July 12, 2003
DON'T TRUST THE REVIEWS
I don't care what anyone says, Pirates of the Caribbean is a darned good movie. I really did enjoy every minute. Depp is a wonder, the script is lighthearted, and the sea battle scene in mid-movie is exquisitely filmed. A lot of reviewers have dinged it for being based on a theme park ride, or having a line in the publicity kit about being an "Austen-style bodice-ripper," (and rightly so, there's a publicist that should be shot), but once you get through the antihype it's a nifty little movie with a non-formulaic screenplay, interesting, well-cast characters, and a great setting. The movie's not true to the historical pirates, of course, but it is true to the Stevenson-Sabatini fictional world of piracy... alarmingly so, in fact. I think even old Robert Louis would have liked this movie.

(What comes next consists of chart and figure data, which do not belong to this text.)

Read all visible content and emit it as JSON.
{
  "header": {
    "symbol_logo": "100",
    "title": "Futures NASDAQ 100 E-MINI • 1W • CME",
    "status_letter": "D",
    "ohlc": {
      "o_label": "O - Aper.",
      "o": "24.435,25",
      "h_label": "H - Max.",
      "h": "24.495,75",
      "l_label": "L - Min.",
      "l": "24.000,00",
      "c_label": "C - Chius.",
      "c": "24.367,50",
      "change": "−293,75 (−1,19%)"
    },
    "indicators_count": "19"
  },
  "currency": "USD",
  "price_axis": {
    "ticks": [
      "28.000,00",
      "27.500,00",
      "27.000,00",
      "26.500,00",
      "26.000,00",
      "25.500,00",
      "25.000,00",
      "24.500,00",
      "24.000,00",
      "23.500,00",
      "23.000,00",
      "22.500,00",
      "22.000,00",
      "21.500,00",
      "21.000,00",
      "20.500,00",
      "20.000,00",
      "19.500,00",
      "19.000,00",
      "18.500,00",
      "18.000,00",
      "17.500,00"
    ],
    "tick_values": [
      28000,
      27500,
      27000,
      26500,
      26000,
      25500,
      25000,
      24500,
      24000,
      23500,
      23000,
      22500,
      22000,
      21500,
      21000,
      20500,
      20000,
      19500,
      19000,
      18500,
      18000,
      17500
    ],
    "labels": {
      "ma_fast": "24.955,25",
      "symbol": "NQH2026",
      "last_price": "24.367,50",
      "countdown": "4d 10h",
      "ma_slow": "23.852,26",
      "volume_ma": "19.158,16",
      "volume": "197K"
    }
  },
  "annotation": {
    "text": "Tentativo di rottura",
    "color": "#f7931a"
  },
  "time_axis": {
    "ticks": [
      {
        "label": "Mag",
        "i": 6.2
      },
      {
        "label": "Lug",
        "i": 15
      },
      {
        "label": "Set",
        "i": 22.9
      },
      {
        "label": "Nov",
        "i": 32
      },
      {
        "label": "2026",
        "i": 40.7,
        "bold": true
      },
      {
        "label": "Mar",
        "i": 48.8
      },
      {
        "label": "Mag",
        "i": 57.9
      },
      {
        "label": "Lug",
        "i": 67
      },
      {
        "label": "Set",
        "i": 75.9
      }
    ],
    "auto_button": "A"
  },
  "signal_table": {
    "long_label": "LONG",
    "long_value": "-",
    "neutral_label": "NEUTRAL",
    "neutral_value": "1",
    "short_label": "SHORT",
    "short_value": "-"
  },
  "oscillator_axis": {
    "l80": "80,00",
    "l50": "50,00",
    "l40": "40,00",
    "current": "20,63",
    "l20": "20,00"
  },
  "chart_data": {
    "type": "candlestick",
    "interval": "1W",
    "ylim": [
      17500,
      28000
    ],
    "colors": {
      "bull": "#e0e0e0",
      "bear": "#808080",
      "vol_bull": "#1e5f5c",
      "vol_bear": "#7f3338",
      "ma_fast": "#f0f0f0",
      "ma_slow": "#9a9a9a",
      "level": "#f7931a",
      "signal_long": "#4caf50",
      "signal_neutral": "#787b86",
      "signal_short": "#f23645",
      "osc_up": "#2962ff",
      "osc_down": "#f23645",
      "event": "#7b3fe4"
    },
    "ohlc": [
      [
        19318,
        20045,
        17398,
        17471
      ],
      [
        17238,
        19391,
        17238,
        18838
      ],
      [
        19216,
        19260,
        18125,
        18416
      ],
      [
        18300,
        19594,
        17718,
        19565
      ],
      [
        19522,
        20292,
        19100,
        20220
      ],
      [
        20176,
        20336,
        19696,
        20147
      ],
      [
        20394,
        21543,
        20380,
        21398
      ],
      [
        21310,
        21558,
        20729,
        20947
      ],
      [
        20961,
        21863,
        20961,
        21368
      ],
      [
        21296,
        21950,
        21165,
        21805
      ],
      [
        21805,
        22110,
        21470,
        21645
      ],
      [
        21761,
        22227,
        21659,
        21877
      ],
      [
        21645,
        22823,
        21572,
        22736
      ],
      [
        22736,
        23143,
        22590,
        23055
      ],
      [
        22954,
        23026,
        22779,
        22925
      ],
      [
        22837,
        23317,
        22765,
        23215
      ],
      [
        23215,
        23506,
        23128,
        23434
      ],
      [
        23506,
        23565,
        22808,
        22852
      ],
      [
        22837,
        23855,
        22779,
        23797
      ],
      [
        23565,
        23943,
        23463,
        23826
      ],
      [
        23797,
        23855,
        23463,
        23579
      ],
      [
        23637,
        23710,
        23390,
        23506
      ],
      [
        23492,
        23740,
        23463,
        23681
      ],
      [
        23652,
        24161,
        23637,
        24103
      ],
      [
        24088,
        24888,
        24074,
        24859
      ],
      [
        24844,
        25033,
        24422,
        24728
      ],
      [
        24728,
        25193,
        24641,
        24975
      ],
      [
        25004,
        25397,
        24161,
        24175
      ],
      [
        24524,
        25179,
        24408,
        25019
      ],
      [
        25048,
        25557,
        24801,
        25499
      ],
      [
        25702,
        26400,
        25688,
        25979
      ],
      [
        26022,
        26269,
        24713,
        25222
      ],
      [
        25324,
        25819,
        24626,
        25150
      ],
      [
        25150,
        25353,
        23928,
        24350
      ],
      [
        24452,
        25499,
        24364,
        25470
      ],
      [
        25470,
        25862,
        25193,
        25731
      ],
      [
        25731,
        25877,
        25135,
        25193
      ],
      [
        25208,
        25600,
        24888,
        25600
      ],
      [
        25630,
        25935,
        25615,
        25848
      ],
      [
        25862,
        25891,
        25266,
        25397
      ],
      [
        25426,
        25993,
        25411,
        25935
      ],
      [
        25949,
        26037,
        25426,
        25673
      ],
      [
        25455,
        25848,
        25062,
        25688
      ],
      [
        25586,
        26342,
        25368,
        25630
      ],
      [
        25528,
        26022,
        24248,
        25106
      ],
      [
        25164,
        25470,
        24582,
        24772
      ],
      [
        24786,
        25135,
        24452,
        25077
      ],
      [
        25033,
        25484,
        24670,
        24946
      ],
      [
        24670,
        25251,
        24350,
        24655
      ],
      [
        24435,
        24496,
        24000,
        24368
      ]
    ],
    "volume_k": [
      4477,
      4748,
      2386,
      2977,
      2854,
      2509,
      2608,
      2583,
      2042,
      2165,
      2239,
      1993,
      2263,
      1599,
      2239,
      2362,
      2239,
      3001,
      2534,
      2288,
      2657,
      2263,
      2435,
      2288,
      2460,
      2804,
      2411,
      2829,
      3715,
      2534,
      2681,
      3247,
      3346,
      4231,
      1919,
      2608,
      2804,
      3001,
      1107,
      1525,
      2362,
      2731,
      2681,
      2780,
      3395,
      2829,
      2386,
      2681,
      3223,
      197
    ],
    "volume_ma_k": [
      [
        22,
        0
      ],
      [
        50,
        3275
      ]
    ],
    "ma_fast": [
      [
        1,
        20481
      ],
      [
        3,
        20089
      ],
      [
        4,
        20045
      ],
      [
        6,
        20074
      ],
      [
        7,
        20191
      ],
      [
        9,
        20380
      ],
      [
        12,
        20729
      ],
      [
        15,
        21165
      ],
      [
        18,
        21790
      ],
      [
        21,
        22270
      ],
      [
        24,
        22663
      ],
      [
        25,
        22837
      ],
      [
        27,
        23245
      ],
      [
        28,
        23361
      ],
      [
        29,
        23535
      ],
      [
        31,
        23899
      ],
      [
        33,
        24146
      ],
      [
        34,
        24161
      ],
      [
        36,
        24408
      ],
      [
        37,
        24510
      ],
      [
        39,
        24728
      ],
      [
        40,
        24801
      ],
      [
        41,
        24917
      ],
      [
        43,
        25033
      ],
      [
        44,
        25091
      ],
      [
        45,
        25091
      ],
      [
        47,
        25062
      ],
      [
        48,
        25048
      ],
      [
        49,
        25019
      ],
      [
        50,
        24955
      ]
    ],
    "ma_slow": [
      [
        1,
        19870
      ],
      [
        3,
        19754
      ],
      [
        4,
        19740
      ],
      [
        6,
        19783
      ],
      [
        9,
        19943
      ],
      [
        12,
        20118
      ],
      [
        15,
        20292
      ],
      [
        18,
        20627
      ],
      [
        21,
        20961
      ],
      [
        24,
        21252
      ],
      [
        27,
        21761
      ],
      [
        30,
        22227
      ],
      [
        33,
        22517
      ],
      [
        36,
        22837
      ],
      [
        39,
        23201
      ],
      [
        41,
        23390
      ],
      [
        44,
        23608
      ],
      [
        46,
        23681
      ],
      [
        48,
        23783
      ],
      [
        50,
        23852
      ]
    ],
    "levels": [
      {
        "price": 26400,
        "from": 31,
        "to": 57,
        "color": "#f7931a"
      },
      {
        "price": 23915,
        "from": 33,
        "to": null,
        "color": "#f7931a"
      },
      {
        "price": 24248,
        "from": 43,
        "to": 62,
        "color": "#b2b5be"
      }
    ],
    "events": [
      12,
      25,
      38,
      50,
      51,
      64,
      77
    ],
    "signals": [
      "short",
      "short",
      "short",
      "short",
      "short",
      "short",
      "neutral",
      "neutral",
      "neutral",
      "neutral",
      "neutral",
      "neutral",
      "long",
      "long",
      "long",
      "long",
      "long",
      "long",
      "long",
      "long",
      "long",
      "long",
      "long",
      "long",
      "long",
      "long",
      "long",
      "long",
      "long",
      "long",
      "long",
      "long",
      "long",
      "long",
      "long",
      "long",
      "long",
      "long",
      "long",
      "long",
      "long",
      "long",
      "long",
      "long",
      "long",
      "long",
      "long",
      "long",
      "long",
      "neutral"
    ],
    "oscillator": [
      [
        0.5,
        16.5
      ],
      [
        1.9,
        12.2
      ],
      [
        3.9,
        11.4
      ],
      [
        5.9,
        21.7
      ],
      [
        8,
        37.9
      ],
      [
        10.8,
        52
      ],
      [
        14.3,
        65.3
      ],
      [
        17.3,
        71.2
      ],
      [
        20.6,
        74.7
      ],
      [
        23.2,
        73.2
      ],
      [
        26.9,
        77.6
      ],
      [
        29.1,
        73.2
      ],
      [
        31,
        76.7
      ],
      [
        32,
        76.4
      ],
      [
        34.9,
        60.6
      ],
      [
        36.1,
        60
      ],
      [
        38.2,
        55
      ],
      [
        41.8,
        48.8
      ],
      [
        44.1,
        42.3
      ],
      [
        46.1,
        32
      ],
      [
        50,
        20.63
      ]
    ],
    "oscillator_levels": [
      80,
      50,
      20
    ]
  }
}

(One minor note: I know there's no point in criticizing a movie with the undead in it for historical accuracy, but the movie, which one can tell from other cues is set after 1700 and before 1725, makes landfall at two ports, Port Royal, Jamaica (the law abiding port) and Tortuga, Haiti. Port Royal's right... after the 1692 earthquake wiped out the buccaneer settlement there, it re-emerged as a proper English colony, but Tortuga, its rival buccaneer haven, was shut down by French authorities around and about 1688. In the early 18th century, if you were a pirate leaving Port Royal for a place to recruit a new crew, you'd have gone to New Providence (now, of course, called Nassau), in the Bahamas. Just a quibble.)
UPDATE: Lileks agrees. Come on, now, that really should be enough for you. See this movie!